WASHINGTON (AP) -- White House Deputy Chief of Staff Karl Rove gave up some of his responsibilities and White House press secretary Scott McClellan announced his resignation Wednesday, continuing a shake-up in President Bush's administration that has already yielded a new chief of staff.
Rove is giving up oversight of policy development to focus more on politics with the approach of the fall midterm elections.
Just over a year ago, Rove was promoted to deputy chief of staff in charge of most White House policy coordination. That new portfolio came on top of his title as senior adviser and role of chief policy aide to Bush.
But now, the job of deputy chief of staff for policy is being given to Joel Kaplan, the deputy budget director.
The move signals a broad effort to rearrange and reinvigorate Bush's staff by new chief of staff Joshua Bolten. Bolten moved into his position last week; Kaplan was his No. 2 person at the Office of Management and Budget.
"Joel Kaplan is a man of great talent, intellect and experience who possesses a deep knowledge of policy and budget processes," Bush said in a written statement.
At least for the time being, the promotion of Kaplan would leave Bush with three deputy chiefs of staff: Rove, Kaplan and Joe Hagin, who oversees administrative matters, intelligence and other national security issues.
Appearing with Bush on the South Lawn, McClellan, who has parried especially fiercely with reporters on Iraq and on intelligence issues, told Bush: "I have given it my all sir and I have given you my all sir, and I will continue to do so as we transition to a new press secretary."
Bush said McClellan had "a challenging assignment."
"I thought he handled his assignment with class, integrity," the president said. "It's going to be hard to replace Scott, but nevertheless he made the decision and I accepted it. One of these days, he and I are going to be rocking in chairs in Texas and talking about the good old days."
McClellan is expected to remain in his job until a successor is named. Among those under consideration are Tony Snow, a former White House speechwriter under the first President Bush, former Pentagon spokeswoman Victoria Clarke and Dan Senor, a former coalition spokesman after the invasion of Iraq, according to Republican officials.
McClellan was named press secretary in June 2003, not long after the United States invaded Iraq and had first been a deputy to Ari Fleischer in the job -- a White House position with daily public visibility rivaling virtually everyone there except the president.
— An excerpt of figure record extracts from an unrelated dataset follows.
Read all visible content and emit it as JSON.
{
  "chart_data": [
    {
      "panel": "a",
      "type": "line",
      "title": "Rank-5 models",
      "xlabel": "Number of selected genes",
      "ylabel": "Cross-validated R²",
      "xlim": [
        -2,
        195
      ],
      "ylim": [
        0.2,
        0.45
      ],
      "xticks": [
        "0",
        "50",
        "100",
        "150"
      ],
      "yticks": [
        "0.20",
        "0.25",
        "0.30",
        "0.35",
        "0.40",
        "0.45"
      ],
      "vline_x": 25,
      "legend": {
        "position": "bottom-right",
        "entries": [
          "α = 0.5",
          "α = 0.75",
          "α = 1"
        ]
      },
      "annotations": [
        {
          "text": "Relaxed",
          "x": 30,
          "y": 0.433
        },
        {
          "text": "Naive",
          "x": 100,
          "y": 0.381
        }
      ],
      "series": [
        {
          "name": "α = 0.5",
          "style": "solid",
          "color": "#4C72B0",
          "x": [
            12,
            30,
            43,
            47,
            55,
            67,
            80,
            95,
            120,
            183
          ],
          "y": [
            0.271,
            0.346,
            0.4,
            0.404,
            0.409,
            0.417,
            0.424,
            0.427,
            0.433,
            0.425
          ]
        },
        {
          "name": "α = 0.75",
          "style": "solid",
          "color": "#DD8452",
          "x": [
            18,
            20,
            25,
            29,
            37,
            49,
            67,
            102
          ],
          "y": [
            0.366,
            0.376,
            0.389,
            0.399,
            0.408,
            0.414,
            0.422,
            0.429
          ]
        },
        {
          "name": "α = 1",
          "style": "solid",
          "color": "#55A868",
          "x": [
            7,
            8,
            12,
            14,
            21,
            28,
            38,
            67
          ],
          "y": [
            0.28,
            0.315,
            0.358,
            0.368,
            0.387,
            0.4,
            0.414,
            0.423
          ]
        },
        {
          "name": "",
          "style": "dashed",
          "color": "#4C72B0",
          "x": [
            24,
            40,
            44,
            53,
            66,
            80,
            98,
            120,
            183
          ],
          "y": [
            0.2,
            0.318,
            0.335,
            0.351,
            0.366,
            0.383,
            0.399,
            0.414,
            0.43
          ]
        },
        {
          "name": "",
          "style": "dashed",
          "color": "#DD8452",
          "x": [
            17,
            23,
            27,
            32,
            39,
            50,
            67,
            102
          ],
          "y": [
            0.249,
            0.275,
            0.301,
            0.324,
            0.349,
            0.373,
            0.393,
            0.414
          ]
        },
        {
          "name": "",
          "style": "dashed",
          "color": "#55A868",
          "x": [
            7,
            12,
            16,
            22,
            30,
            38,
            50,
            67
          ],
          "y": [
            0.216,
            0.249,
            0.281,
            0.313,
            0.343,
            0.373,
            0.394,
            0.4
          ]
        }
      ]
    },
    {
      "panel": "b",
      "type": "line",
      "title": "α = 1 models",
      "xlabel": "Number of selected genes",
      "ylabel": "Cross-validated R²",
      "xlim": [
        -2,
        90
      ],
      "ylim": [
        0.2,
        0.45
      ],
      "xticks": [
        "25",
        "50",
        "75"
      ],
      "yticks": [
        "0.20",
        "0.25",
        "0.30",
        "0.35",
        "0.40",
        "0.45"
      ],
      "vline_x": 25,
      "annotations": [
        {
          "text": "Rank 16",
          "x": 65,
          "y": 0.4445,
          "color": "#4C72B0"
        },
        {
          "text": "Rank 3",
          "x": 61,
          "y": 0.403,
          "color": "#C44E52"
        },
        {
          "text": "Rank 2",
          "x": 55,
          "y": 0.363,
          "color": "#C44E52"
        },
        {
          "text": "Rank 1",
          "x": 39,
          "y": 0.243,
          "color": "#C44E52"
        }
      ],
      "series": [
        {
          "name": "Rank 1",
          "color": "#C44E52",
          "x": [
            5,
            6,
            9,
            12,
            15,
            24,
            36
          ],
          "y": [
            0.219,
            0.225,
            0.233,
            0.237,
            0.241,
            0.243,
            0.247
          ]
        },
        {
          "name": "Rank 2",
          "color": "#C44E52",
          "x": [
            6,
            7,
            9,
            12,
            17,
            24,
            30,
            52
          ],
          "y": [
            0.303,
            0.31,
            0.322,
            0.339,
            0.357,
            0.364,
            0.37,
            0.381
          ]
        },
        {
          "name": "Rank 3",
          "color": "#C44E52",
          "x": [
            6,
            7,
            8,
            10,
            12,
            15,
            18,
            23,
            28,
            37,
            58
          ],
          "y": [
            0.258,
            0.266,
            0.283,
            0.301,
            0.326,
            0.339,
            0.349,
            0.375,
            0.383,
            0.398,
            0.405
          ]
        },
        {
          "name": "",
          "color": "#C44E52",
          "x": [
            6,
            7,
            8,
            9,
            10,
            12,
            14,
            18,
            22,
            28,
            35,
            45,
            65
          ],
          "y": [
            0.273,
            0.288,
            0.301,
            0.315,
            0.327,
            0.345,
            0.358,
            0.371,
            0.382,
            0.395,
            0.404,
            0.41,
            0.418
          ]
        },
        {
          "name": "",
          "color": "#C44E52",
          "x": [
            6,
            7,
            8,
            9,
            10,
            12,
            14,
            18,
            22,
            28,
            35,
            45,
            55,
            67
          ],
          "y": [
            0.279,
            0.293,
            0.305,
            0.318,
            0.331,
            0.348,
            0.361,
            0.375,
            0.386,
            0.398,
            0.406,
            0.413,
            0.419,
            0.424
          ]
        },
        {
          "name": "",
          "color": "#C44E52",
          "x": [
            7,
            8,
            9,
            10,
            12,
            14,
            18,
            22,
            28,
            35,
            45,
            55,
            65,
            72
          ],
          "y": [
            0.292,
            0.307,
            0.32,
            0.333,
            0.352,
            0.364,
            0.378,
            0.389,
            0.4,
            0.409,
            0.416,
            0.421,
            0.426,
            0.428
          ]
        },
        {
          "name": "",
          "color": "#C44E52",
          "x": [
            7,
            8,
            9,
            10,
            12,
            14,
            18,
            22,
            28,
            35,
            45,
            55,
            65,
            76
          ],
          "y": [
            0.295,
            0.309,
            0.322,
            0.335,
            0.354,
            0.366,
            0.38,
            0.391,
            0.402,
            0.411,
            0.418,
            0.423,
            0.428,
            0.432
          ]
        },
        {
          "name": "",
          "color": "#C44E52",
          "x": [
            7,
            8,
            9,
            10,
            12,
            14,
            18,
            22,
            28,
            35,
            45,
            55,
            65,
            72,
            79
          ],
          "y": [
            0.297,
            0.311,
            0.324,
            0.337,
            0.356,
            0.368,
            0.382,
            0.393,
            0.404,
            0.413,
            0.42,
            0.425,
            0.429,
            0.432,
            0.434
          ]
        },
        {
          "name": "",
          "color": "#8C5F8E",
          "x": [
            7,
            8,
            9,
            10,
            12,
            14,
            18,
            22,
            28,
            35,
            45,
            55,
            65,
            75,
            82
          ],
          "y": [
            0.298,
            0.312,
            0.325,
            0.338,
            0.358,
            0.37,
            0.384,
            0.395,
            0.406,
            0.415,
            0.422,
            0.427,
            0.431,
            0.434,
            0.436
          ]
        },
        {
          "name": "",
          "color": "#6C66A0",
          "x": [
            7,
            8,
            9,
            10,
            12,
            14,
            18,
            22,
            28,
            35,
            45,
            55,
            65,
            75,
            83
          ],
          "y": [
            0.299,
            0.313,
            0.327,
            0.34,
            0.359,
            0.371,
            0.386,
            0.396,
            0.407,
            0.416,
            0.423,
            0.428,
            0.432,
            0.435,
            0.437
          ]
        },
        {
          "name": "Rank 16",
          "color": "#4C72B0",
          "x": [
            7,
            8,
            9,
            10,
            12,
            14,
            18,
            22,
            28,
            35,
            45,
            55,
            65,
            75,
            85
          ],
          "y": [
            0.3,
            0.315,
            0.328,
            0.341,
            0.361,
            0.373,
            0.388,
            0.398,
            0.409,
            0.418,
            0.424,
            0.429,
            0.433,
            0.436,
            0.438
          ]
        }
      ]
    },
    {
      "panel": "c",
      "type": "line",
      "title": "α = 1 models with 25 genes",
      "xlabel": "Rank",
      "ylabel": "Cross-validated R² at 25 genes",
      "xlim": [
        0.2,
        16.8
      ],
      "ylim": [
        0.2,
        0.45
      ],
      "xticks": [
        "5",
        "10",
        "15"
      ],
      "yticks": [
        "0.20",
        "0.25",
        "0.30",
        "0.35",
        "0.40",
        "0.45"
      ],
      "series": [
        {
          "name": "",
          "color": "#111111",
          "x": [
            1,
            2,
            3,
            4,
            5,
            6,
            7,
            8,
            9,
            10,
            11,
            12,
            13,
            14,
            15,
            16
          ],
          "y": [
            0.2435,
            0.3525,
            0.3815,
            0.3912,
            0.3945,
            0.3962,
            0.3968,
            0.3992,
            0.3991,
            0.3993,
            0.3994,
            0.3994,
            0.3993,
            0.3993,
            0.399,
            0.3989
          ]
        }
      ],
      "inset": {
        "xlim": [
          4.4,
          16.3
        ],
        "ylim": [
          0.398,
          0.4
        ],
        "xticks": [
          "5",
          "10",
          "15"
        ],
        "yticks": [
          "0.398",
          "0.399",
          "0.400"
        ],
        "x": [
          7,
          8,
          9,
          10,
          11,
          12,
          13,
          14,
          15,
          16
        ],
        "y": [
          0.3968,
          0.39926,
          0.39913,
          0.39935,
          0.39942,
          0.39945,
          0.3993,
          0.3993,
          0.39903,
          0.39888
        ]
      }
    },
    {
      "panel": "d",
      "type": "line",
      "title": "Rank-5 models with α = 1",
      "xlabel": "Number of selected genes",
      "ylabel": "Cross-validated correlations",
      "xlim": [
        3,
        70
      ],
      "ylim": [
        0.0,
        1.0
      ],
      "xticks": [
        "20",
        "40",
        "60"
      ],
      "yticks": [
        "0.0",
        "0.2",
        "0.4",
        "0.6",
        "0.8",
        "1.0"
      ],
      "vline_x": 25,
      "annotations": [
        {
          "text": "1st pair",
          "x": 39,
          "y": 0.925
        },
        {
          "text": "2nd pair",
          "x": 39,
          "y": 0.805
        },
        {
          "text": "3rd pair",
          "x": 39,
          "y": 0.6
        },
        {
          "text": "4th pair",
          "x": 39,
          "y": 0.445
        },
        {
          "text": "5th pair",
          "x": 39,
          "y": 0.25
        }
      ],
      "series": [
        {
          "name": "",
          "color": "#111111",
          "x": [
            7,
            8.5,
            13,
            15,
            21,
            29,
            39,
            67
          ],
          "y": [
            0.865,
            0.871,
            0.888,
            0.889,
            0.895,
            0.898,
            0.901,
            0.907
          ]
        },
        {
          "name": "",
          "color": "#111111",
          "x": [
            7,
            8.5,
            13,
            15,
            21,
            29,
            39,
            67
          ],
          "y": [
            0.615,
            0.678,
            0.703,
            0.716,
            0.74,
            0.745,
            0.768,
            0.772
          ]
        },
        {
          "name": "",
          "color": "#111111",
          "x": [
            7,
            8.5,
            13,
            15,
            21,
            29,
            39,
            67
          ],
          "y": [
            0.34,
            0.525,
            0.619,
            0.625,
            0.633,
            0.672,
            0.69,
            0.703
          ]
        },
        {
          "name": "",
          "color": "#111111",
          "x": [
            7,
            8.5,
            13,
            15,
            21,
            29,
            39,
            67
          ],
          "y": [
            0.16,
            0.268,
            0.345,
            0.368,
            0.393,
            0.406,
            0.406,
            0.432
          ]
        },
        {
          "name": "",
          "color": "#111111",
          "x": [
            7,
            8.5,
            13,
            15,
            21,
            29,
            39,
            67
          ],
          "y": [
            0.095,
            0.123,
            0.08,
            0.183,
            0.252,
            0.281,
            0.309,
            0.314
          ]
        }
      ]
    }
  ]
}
After the announcement, Bush and McClellan walked across the lawn together and boarded Marine One, but a problem with the helicopter's radio kept it grounded. The president and his staff were forced to take a motorcade to Andrews Air Force Base, Md., where Bush boarded Air Force One for a flight to Alabama. McClellan and Rove rode in the president's limousine to the military base.
McClellan came back on the plane to the press cabin and shook hands all around. Someone said it was a sad moment, and McClellan replied, "It is sad on some level." He said he would accompany Bush on a trip to California this weekend and remain on the job for a couple more weeks.